The detent structure also includes a part 33 carried by the cover, as for example by rivet attachment at 28, and engaging the arm 29 at terminal 33a in FIG. 5, to deflect the arm 29 inwardly and travel over center as the cover is swung from open to closed position. Note that in closed position the part terminal 33a is kept adjacent the receptacle wall 140, in FIG. 6, by spring arm 29, whereby the part 33 extends upright and the cover is biased closed against the tension of the spring 27. Such retention of the part terminal 33a is relieved when the spring arm is deflected inwardly in FIG. 3, whereby the spring 27 may then deflect and pop open the cover.
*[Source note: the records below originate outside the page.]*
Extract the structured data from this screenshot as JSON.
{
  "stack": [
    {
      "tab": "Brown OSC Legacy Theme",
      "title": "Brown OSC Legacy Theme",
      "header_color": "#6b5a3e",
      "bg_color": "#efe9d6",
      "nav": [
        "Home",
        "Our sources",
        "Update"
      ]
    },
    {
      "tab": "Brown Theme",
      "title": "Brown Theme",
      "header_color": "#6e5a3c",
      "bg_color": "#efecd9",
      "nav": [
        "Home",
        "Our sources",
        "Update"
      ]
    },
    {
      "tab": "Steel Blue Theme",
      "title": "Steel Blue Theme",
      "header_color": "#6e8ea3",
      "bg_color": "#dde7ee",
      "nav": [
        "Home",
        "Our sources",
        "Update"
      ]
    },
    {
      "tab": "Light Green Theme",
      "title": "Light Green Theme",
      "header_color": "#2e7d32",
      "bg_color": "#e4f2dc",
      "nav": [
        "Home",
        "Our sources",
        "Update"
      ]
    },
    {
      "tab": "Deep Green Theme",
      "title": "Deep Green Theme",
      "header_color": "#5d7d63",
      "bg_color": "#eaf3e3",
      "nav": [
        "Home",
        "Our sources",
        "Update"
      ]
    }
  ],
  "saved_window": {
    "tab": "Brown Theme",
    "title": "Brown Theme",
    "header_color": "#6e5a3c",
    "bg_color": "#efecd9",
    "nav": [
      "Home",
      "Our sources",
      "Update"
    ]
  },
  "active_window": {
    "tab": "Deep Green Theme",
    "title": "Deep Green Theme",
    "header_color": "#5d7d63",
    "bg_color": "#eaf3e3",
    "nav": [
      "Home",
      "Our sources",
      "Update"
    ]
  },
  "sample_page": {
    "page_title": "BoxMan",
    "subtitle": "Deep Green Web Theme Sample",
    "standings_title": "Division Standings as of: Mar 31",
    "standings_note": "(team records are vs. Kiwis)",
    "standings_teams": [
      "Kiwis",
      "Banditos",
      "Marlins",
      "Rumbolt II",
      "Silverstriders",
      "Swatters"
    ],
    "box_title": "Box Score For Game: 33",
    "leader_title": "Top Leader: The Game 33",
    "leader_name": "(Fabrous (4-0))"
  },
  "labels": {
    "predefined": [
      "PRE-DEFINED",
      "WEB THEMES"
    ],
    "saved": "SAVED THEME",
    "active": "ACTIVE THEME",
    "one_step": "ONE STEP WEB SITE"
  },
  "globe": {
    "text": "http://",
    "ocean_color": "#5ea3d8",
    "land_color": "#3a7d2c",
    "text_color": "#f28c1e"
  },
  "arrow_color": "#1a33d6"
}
Accordingly, the cover opens automatically when finger pressure is exerted on the receptacle as described. Also, the compactness and flatness of the detent and spring arm structure prevents damage to the cigarette contents of the case. See in this regard the local positioning of these narrow, thin elements in the void space between the end cigarettes, as shown in FIG. 7.

FIG. 11 illustrates the provision of a button 35 adapted to be finger pressed at receptacle end wall 14a. The button may be pushed inwardly to deflect the spring arm 29 inwardly, when it is desired to allow the cover 15 to pop open.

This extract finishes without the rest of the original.